Buğdayın fiyatı nasıl belirleniyor?
14 Haziran 2022Uzun yıllar boyunca bir ton buğdayın fiyatı aşağı yukarı 200 euroydu. Ukrayna Savaşı'nın başlamasından sonra bu fiyat iki katına çıkarak 400 euroya yükseldi. Bu artış, bilhassa yoksul ülkelerde gelirlerinin büyük kısmını gıdaya harcayan insanlara büyük darbe oldu.

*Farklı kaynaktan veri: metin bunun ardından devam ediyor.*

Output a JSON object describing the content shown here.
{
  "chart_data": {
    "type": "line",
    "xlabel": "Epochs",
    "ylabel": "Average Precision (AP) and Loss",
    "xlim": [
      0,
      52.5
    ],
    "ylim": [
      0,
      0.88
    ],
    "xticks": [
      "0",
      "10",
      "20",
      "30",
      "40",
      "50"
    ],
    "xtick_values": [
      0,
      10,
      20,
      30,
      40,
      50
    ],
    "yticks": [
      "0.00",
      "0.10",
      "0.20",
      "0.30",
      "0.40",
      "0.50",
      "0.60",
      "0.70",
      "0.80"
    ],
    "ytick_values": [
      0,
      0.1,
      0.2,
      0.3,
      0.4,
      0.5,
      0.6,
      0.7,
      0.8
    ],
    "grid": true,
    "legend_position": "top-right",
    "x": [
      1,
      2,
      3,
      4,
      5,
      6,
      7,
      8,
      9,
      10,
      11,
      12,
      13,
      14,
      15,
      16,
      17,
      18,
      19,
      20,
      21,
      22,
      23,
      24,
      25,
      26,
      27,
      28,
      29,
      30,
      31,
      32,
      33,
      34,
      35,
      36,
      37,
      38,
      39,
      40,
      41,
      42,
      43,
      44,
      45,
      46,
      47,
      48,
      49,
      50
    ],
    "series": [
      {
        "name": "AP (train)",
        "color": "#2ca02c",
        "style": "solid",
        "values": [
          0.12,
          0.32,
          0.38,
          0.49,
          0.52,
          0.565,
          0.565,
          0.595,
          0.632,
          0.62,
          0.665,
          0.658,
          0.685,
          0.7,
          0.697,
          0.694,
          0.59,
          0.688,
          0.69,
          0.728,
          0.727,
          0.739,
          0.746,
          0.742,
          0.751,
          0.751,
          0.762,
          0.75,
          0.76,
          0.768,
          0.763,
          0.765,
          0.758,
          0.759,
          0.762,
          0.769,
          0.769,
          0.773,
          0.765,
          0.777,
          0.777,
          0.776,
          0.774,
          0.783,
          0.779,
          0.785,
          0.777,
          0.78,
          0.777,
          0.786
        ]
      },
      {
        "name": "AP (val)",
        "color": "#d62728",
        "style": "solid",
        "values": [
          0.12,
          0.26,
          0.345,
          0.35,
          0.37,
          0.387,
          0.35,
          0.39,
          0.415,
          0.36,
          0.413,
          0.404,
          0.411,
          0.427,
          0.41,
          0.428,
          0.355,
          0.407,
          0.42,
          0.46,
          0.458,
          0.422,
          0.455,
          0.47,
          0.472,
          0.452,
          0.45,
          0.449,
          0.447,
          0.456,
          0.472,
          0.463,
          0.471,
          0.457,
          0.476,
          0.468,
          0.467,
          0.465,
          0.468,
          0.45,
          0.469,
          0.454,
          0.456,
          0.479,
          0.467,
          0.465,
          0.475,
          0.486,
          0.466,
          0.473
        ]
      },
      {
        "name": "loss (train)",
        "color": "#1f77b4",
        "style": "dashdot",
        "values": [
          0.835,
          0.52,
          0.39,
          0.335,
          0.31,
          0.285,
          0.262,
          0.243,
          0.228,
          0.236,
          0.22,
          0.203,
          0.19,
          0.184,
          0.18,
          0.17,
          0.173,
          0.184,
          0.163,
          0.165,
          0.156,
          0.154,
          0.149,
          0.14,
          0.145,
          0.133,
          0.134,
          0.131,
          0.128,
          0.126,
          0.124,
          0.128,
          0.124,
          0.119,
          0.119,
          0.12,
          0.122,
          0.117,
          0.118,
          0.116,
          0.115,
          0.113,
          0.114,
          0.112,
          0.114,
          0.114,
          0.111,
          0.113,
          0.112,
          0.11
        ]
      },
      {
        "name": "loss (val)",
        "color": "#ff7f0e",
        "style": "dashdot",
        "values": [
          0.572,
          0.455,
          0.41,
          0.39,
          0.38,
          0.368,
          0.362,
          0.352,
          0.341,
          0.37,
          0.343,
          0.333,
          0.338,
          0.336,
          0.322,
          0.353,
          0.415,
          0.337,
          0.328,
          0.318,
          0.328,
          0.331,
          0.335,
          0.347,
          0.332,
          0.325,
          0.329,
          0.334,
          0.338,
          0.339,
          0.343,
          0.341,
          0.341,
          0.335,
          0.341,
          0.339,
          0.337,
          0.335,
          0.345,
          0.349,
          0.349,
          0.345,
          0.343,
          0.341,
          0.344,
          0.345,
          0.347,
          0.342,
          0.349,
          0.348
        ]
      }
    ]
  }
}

Dünyadaki buğday hasadının yaklaşık 785 milyon tona denk gelen dörtte birlik kısmı başka ülkelere ihraç ediliyor. Büyük bölümü ise üretildiği ülkede satılıyor, işleniyor ve ekmek gibi ürünlere dönüştürülerek tüketiliyor. Fiyat ve kalite de bölgeden bölgeye farklılık gösteriyor.
İki büyük borsa
Buna karşılık buğdayın dünya pazar fiyatı bulunuyor ve bu fiyat özel borsalarda belirleniyor. Tarım ürünlerinin borsadaki ticareti konusunda uzmanlık hizmetleri sunan Kaack Alivre Alım Satım şirketinin müdürü Wolfgang Sabel fiyatın belirlenmesinde işleyişi şöyle anlatıyor:
"Dünyada iki önemli opsiyon borsası var. Chicago'daki Chicago Ticaret Kurulu (CBOT) ve Paris'teki Euronext. Prensipte bu borsalar devletin gözetimi altındaki fiyat barometreleridir. Buralarda düzenlenir; belli standart ve prensiplere göre çalışılır. Fiyat üzerinde sadece arz ve talep belirleyicidir."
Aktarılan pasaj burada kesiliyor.